Senator Graham has called this a Marbury versus Madison moment - recalling the 1803 Supreme Court case which defined separation of powers. I agree. We are experiencing what some others call a Constitutional crisis.

To come down from the brink, we need to do three things.

First, the Executive must respect the laws Congress passes, and work with Congress on any needed changes. We are equal branches of government.

Second, bipartisanship. The terrorists won't check our party labels before they blow us up. The American people don't want a Republican Congress to give a blank check to a Republican President. Democrats are patriots too.

And third, we urgently need the best legal minds in our nation to come together, perhaps in a new National Legal Commission, to grapple with a new legal framework for the toughest issues we face confronting 21st Century threats: detention, interrogation, data-mining, electronic surveillance, national ID cards, among them.

Sandra Day O'Connor might be a good chair of such a Commission. Members might include people well known to CFR like Pat Wald, Larry Silberman, Bill Webster, Phil Heymann, and brilliant minds from the next generation, like Viet Dinh and Noah Feldman.

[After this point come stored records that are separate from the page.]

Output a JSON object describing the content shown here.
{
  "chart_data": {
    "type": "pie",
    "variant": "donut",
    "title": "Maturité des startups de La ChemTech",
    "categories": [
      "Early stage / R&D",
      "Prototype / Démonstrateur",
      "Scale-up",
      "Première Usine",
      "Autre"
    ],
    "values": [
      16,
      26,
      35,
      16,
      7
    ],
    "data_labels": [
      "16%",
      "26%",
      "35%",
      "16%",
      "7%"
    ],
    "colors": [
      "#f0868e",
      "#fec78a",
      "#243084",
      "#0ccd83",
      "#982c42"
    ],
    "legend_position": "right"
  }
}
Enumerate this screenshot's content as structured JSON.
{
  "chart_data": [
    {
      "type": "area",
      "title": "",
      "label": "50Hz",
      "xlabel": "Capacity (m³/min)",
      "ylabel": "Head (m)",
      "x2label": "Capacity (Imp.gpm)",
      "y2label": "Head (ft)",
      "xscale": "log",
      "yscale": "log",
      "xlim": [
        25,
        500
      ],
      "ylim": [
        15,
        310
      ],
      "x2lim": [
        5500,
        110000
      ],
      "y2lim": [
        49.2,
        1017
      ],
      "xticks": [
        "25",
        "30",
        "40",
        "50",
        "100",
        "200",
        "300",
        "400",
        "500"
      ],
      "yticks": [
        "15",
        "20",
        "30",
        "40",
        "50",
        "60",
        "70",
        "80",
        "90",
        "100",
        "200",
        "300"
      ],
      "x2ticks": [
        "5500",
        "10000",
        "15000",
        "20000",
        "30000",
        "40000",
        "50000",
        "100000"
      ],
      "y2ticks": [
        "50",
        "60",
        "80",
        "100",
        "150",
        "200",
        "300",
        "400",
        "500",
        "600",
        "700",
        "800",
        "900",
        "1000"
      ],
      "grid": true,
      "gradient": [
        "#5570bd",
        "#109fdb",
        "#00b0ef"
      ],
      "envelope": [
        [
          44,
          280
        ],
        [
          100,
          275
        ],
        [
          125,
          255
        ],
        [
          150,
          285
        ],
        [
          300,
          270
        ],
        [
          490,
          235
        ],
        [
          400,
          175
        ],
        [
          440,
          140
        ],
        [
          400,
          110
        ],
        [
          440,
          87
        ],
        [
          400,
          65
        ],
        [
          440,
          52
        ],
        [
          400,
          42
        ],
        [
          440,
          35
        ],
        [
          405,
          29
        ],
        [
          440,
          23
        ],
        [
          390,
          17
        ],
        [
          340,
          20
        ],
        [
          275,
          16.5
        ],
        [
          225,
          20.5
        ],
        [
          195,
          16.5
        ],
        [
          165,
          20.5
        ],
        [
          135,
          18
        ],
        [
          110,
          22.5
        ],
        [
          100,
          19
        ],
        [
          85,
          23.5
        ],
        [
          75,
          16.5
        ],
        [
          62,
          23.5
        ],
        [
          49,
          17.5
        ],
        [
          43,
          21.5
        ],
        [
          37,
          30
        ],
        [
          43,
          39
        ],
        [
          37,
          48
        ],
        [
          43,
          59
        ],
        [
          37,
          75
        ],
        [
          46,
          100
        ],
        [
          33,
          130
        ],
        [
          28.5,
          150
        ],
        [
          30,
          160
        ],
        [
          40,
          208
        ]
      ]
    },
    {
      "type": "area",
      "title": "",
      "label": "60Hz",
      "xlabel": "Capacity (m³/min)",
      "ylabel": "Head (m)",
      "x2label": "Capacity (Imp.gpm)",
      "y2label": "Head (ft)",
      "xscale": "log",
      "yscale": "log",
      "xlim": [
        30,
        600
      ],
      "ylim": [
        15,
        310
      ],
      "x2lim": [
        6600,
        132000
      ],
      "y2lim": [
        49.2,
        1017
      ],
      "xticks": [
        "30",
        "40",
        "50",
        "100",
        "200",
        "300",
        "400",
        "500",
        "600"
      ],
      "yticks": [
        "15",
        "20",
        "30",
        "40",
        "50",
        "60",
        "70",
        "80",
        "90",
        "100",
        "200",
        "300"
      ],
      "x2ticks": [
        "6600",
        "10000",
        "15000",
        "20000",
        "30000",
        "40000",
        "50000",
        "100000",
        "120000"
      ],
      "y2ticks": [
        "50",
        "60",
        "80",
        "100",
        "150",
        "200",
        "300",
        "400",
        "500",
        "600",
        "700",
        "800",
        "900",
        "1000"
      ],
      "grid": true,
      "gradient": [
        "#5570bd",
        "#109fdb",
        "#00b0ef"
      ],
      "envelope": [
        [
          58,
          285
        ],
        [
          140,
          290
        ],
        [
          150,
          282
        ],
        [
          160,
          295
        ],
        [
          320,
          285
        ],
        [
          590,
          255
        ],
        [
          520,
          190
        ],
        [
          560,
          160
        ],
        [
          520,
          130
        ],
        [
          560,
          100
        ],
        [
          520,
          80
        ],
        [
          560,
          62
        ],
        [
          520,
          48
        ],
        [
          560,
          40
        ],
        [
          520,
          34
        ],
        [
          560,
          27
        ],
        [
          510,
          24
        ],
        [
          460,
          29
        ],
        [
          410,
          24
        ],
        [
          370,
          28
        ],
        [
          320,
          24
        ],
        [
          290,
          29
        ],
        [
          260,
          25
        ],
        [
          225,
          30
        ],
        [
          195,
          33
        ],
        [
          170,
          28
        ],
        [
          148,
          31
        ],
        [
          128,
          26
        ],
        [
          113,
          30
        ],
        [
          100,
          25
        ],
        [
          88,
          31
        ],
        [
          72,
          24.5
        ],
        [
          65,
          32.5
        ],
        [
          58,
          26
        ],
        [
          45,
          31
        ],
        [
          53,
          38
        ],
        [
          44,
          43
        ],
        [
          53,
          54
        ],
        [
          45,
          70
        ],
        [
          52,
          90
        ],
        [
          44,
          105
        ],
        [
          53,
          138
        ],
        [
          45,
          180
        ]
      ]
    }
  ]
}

Instead of the Executive Branch waving a single legal memo from a single Justice Department lawyer, this Commission could provide some needed depth and weight to help the President, Congress, and the public understand these issues and the need for nuanced solutions … which carefully protect the reinforcing values of enhanced security and civil liberty.

Ben Franklin might have been the first American to understand that this is not a zero-sum game. You either get more security and liberty, or less of both.

Imagine if today on the House floor we could reprise the debates of 1787 and 1788 … chronicled in the Federalist Papers.

Alexander Hamilton argued for life terms and stronger powers for the Chief Executive. But James Madison argued that "the accumulation of all powers … in the same hands … may justly be pronounced the very definition of tyranny."

The modern version would be a contentious debate, but it would be an essential and wonderful debate … a debate worthy of America.